FAQ’s – Editing

Frequently Asked Questions: Editing

What does an editor do?

An editor works with written content of all sorts: websites, marketing materials, business letters, academic papers, magazines, books, newspapers, et cetera. Many editors specialize not only in the types of content they work with but also in the style of editing they prefer.  Editiors can be categorized into two major groups: the Big Picture editor—developmental or substantive (heavy editing), and the Nitty-Gritty Details editor—copyediting, line editing, and proofreading (light editing). Any written content should ideally have both types of editing, and ideally the Big Picture and Nitty-Gritty editors should be different people.

Why do I need an editor?

An editor is the reader’s advocate. They provide an objective set of eyes that determine if the writer has met the assigned goals of the piece. For writers—whether they are a professional, a hobbyist, or a student—it is often difficult to separate one’s self from the work to judge it clearly. As a writer, I know what I meant to say but I may not always hit the mark. The editor is the stand-in for the reader and lets the writer know if what was in his or her head is now accurately reflected in the written work.

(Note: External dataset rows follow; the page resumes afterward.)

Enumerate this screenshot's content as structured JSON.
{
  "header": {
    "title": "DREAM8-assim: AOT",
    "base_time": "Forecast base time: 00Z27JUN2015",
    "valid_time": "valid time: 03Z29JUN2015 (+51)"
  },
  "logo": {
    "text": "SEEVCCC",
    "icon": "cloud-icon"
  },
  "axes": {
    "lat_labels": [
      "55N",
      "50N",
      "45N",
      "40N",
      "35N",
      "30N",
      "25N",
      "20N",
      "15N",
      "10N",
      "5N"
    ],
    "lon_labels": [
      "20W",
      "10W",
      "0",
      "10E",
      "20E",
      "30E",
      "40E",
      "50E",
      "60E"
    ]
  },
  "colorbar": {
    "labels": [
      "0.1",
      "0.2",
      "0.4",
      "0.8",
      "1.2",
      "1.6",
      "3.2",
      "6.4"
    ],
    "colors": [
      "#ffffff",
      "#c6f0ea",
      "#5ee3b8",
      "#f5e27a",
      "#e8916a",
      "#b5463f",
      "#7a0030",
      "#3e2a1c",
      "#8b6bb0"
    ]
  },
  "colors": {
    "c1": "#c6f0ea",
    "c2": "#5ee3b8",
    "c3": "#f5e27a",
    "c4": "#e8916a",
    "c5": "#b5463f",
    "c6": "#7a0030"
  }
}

Editors see things that can become invisible to a writer who is intimately involved in the work. For new and seasoned writers alike, it can feel like torture to delete words you’ve worked so hard to write. But even the most experienced and talented writers need a tweak here and there. Editors step in to check things like organization, flow, and word choice; they reorder or remove sentences, paragraphs, or words that are unnecessary or simply don’t work. Editors may also check simple things like spelling, punctuation, grammar, and adherence to the particular style required.

An editor provides the necessary distance and objectivity to make the writing as tight and clear as possible.

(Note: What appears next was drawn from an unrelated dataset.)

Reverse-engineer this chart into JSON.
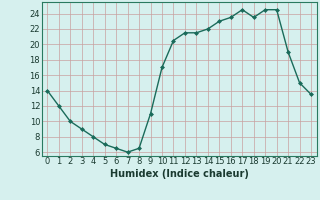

What is the difference between an editor and a writing coach?

A developmental or substantive editor can act in many ways like a coach. Both work with clients to develop and write content or solve writing problems once they arise. A coach also listens carefully to the goals of the writer and helps resolve any blocks to the writing process along the way.

Writing can be a solitary and intimidating process. A coach provides technical help with the process and a compassionate presence that makes it less daunting. Talking through ideas with a coach will often help crystalize the writer’s thoughts in a non-judgmental setting.

 

What can I expect from you as a writing coach?

Since I’ve worked both as a writer and an editor, I know what the writer experiences when being edited. I am a compassionate listener who believes that anyone can communicate effectively in writing if given the right set of tools and encouragement.

Writing effectively is an essential life skill no matter what job or career one has. Not everyone has the talent or desire to be a best-selling author, but everyone has the ability to write clearly to meet a specific goal. As a writing coach, I work one-on-one with writers or students to help you meet your individual writing goal.

Do you work with graduate students?

I particularly enjoy working with graduate students who are preparing papers, theses, or dissertations. My goals with graduate students are:

  • to ensure they don’t get stymied by writer’s block  ·
  • to help them narrow the focus of their paper so they can write more accurately
  • to help them prepare a proper outline and timeline to ensure the work is presented on time
  •  to give them the tools to become more confident and effective writers no matter what   their discipline or career path.

 

Can’t I learn this for free online?

Most likely you can find the information you need to write a better sentence, or press release, or thesis paper. You can also find editing websites that will do specific forms of editing for a specific rate. What is unique about what I offer is the individual attention that helps writers understand why they’ve made an error in things like structure or syntax or grammar or flow so that they can apply the lessons learned to future writing assignments.  Everyone is a writer. I help you find your inner writer that has been masked by fear, embarassment, or lack of confidence.

 

Can’t my Word program find all my errors?

Word’s review and references functions are a great first pass on your draft but they operate by a set of rules that may or may not apply to your particular piece. Even the spell check feature isn’t always correct. For example: their and there could be spelled correctly but used incorrectly. So use those features to check your work, but be attentive to the accuracy of the suggestions.

The English language has an amazing number of exceptions to the rules. A computer program to check for them is a great and useful tool but is not a substitute for a second set of human eyes attached to a brain that can question content, format, and clarity.

 

How much does an editor cost?

Many variables factor into the cost and most editors need to see a sample of the work to get an idea about what needs to be done. An inexperienced writer has different needs than an experienced one. To get an idea of rates, the Editorial Freelancers Association has put together a chart of standard rates but rates vary based on location, experience, and training of the editor.